# Lightweight Deepfake Detection Training

Fast training setup for audio and video deepfake detection with lightweight models.

## Features:
- Lightweight CNN for audio deepfake detection
- Lightweight CNN-LSTM for video deepfake detection
- Fast training with reasonable accuracy
- Dataset downloading and preprocessing

In [None]:
# Install required packages
!pip install torch torchvision torchaudio librosa opencv-python tqdm requests

In [None]:
# Import required libraries
import os
import torch
import torch.nn as nn
import torch.nn.functional as F
from torch.utils.data import DataLoader, Dataset
import numpy as np
from sklearn.metrics import roc_auc_score, accuracy_score
import librosa
import cv2
from PIL import Image
import torchaudio
import torchvision.transforms as transforms
from tqdm import tqdm
import requests
import zipfile
import tarfile

In [None]:
# VGGish + Logistic Regression Model for Fast Audio Deepfake Detection

# Install required packages
# !pip install torch torchaudio torchvggish scikit-learn soundfile

import os
import numpy as np
import soundfile as sf
import torch
from torchvggish import vggish, vggish_input
from sklearn.linear_model import LogisticRegression
from sklearn.metrics import roc_auc_score
import joblib

# 1) Load frozen VGGish (embeddings are 128-D)
vggish_model = vggish()
vggish_model.eval()

def embed_wav(path):
    """Extract VGGish embeddings from audio file."""
    wav, sr = sf.read(path)     # mono or stereo
    if wav.ndim > 1: 
        wav = wav.mean(axis=1)  # Convert to mono
    # VGGish expects 16k; vggish_input handles resample+log-mel framing
    examples_batch = vggish_input.waveform_to_examples(wav, sample_rate=sr)
    with torch.no_grad():
        emb = vggish_model.forward(torch.tensor(examples_batch).float())
    return emb.numpy().mean(axis=0)  # average over segments -> (128,)

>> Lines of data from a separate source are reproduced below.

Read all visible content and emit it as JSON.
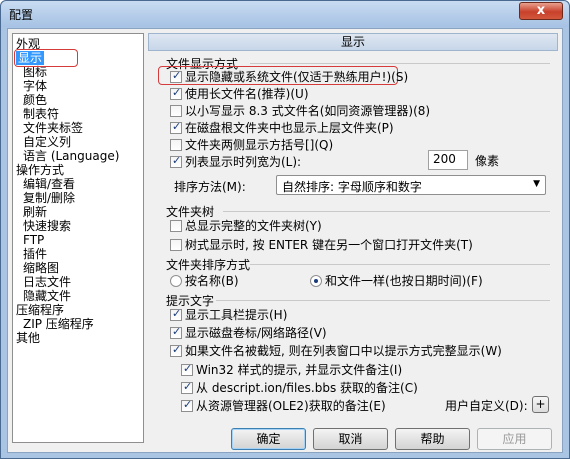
{
  "window": {
    "title": "配置",
    "close_symbol": "x"
  },
  "tree": {
    "items": [
      {
        "label": "外观",
        "indent": 0
      },
      {
        "label": "显示",
        "indent": 0,
        "selected": true
      },
      {
        "label": "图标",
        "indent": 1
      },
      {
        "label": "字体",
        "indent": 1
      },
      {
        "label": "颜色",
        "indent": 1
      },
      {
        "label": "制表符",
        "indent": 1
      },
      {
        "label": "文件夹标签",
        "indent": 1
      },
      {
        "label": "自定义列",
        "indent": 1
      },
      {
        "label": "语言 (Language)",
        "indent": 1
      },
      {
        "label": "操作方式",
        "indent": 0
      },
      {
        "label": "编辑/查看",
        "indent": 1
      },
      {
        "label": "复制/删除",
        "indent": 1
      },
      {
        "label": "刷新",
        "indent": 1
      },
      {
        "label": "快速搜索",
        "indent": 1
      },
      {
        "label": "FTP",
        "indent": 1
      },
      {
        "label": "插件",
        "indent": 1
      },
      {
        "label": "缩略图",
        "indent": 1
      },
      {
        "label": "日志文件",
        "indent": 1
      },
      {
        "label": "隐藏文件",
        "indent": 1
      },
      {
        "label": "压缩程序",
        "indent": 0
      },
      {
        "label": "ZIP 压缩程序",
        "indent": 1
      },
      {
        "label": "其他",
        "indent": 0
      }
    ]
  },
  "panel": {
    "header": "显示",
    "file_display": {
      "label": "文件显示方式",
      "options": [
        {
          "label": "显示隐藏或系统文件(仅适于熟练用户!)(S)",
          "checked": true
        },
        {
          "label": "使用长文件名(推荐)(U)",
          "checked": true
        },
        {
          "label": "以小写显示 8.3 式文件名(如同资源管理器)(8)",
          "checked": false
        },
        {
          "label": "在磁盘根文件夹中也显示上层文件夹(P)",
          "checked": true
        },
        {
          "label": "文件夹两侧显示方括号[](Q)",
          "checked": false
        },
        {
          "label": "列表显示时列宽为(L):",
          "checked": true
        }
      ],
      "column_width": "200",
      "column_width_unit": "像素",
      "sort_label": "排序方法(M):",
      "sort_value": "自然排序: 字母顺序和数字"
    },
    "folder_tree": {
      "label": "文件夹树",
      "options": [
        {
          "label": "总显示完整的文件夹树(Y)",
          "checked": false
        },
        {
          "label": "树式显示时, 按 ENTER 键在另一个窗口打开文件夹(T)",
          "checked": false
        }
      ]
    },
    "folder_sort": {
      "label": "文件夹排序方式",
      "options": [
        {
          "label": "按名称(B)",
          "checked": false
        },
        {
          "label": "和文件一样(也按日期时间)(F)",
          "checked": true
        }
      ]
    },
    "tooltips": {
      "label": "提示文字",
      "options": [
        {
          "label": "显示工具栏提示(H)",
          "checked": true
        },
        {
          "label": "显示磁盘卷标/网络路径(V)",
          "checked": true
        },
        {
          "label": "如果文件名被截短, 则在列表窗口中以提示方式完整显示(W)",
          "checked": true
        },
        {
          "label": "Win32 样式的提示, 并显示文件备注(I)",
          "checked": true
        },
        {
          "label": "从 descript.ion/files.bbs 获取的备注(C)",
          "checked": true
        },
        {
          "label": "从资源管理器(OLE2)获取的备注(E)",
          "checked": true
        }
      ],
      "custom_label": "用户自定义(D):",
      "custom_button": "+"
    }
  },
  "buttons": {
    "ok": "确定",
    "cancel": "取消",
    "help": "帮助",
    "apply": "应用"
  }
}
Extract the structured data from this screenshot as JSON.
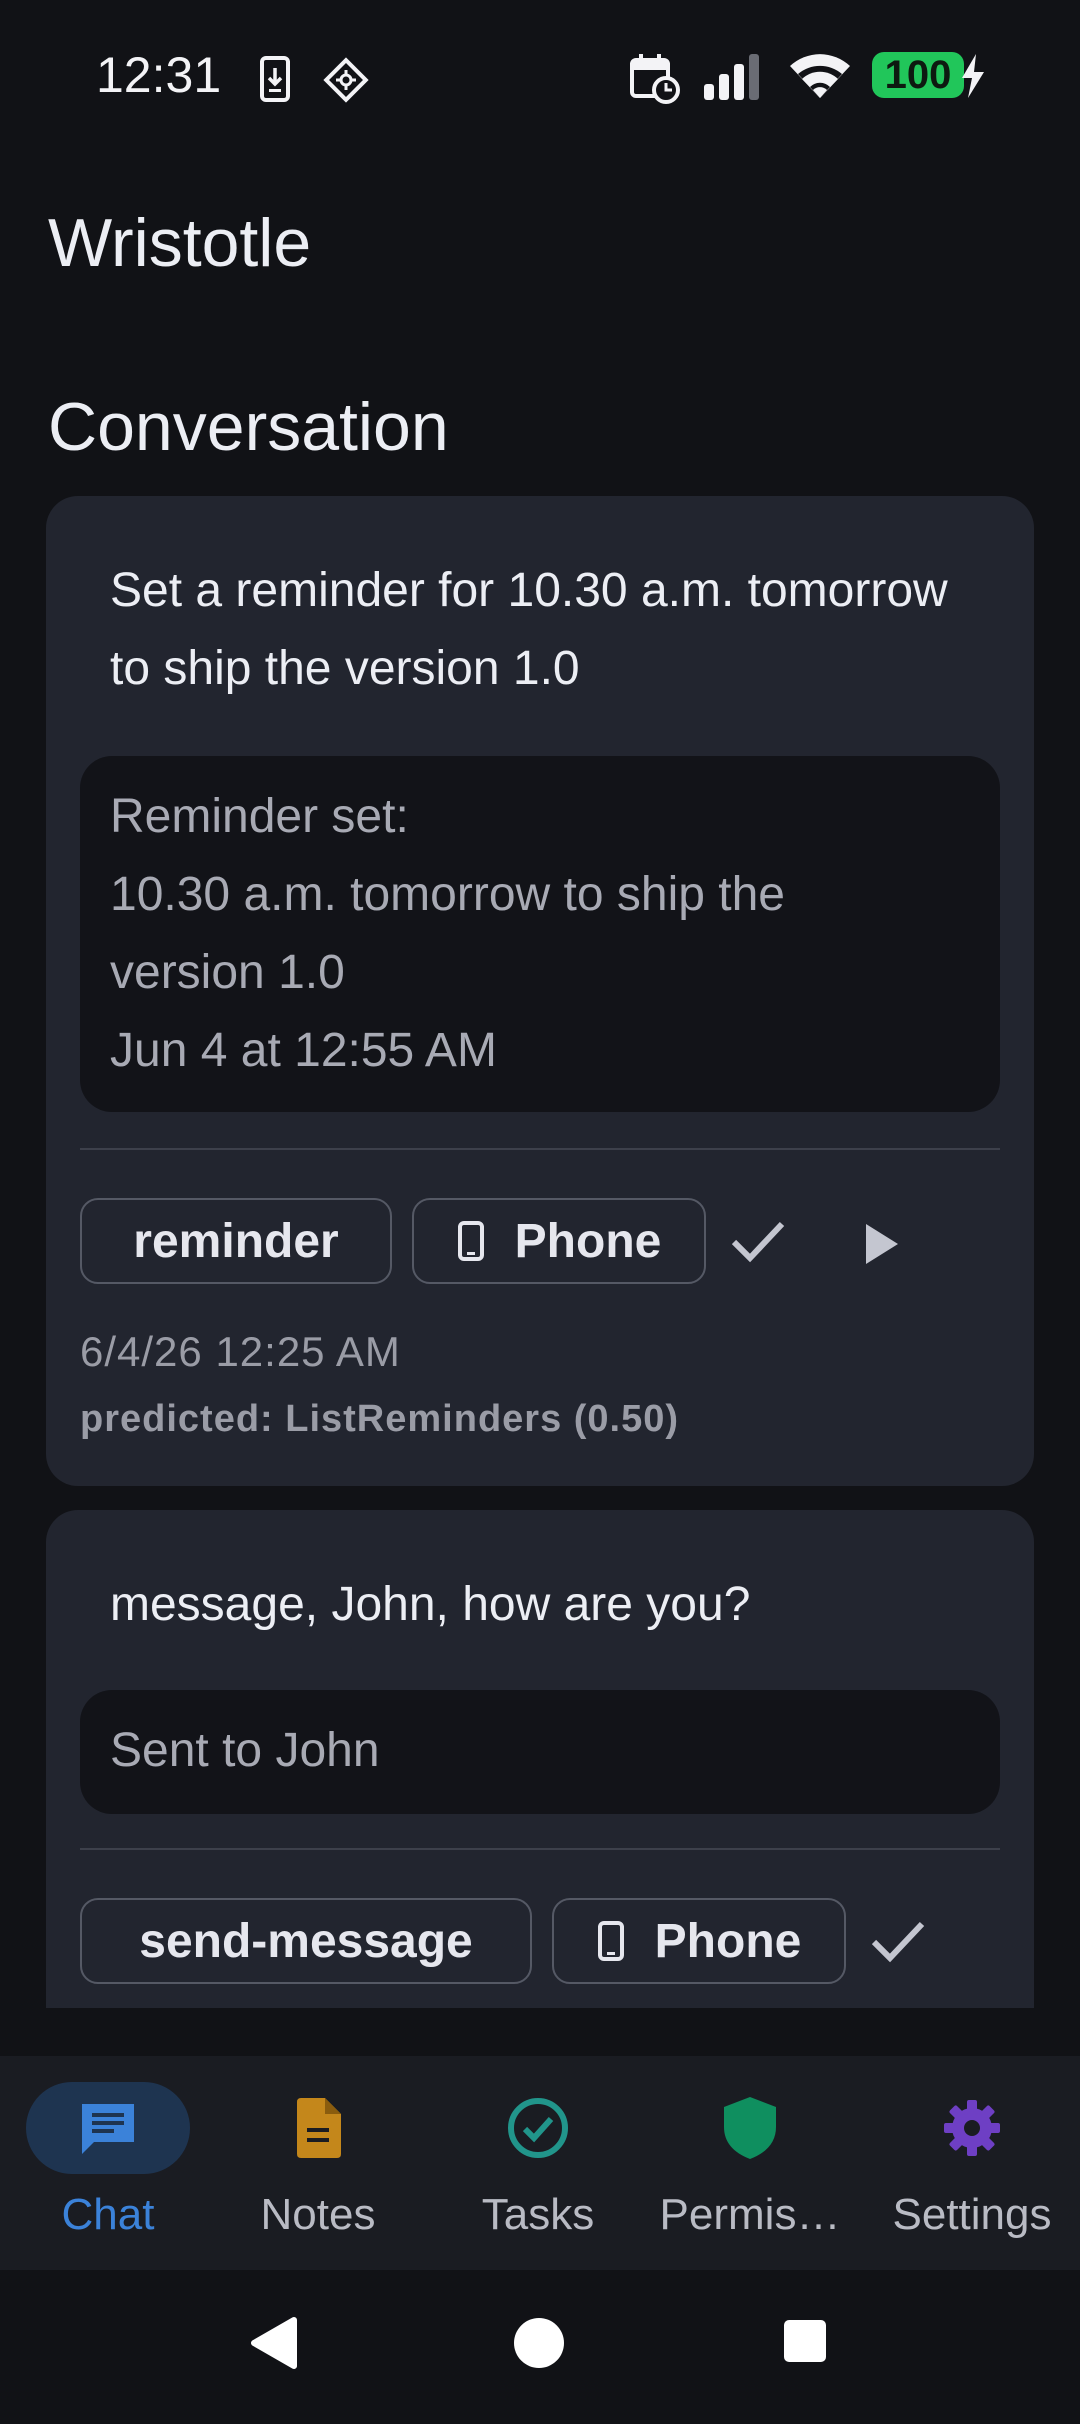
{
  "status": {
    "time": "12:31",
    "battery": "100"
  },
  "app_title": "Wristotle",
  "section_title": "Conversation",
  "cards": [
    {
      "prompt": "Set a reminder for 10.30 a.m. tomorrow to ship the version 1.0",
      "reply_lines": [
        "Reminder set:",
        "10.30 a.m. tomorrow to ship the",
        "version 1.0",
        "Jun 4 at 12:55 AM"
      ],
      "tag": "reminder",
      "device": "Phone",
      "timestamp": "6/4/26 12:25 AM",
      "predicted": "predicted: ListReminders (0.50)"
    },
    {
      "prompt": "message, John, how are you?",
      "reply_lines": [
        "Sent to John"
      ],
      "tag": "send-message",
      "device": "Phone"
    }
  ],
  "nav": {
    "items": [
      {
        "label": "Chat",
        "icon": "chat-icon",
        "color": "#3b82d9"
      },
      {
        "label": "Notes",
        "icon": "note-icon",
        "color": "#c4871b"
      },
      {
        "label": "Tasks",
        "icon": "check-circle-icon",
        "color": "#21958b"
      },
      {
        "label": "Permis…",
        "icon": "shield-icon",
        "color": "#0f8f5f"
      },
      {
        "label": "Settings",
        "icon": "gear-icon",
        "color": "#6e3fc4"
      }
    ],
    "active": "Chat"
  },
  "colors": {
    "background": "#111216",
    "card": "#22252f",
    "accent": "#3b82d9",
    "battery": "#21c65a"
  }
}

# 2) Load data from CSV: "path,label" where label in {0,1}
def load_csv(csv_path):
    """Load embeddings and labels from CSV file."""
    X, y = [], []
    if os.path.exists(csv_path):
        with open(csv_path) as f:
            for line in f:
                parts = line.strip().split(",")
                if len(parts) >= 2:
                    p, lbl = parts[0], parts[1]
                    if os.path.exists(p):
                        X.append(embed_wav(p))
                        y.append(int(lbl))
    return np.stack(X) if X else np.array([]), np.array(y)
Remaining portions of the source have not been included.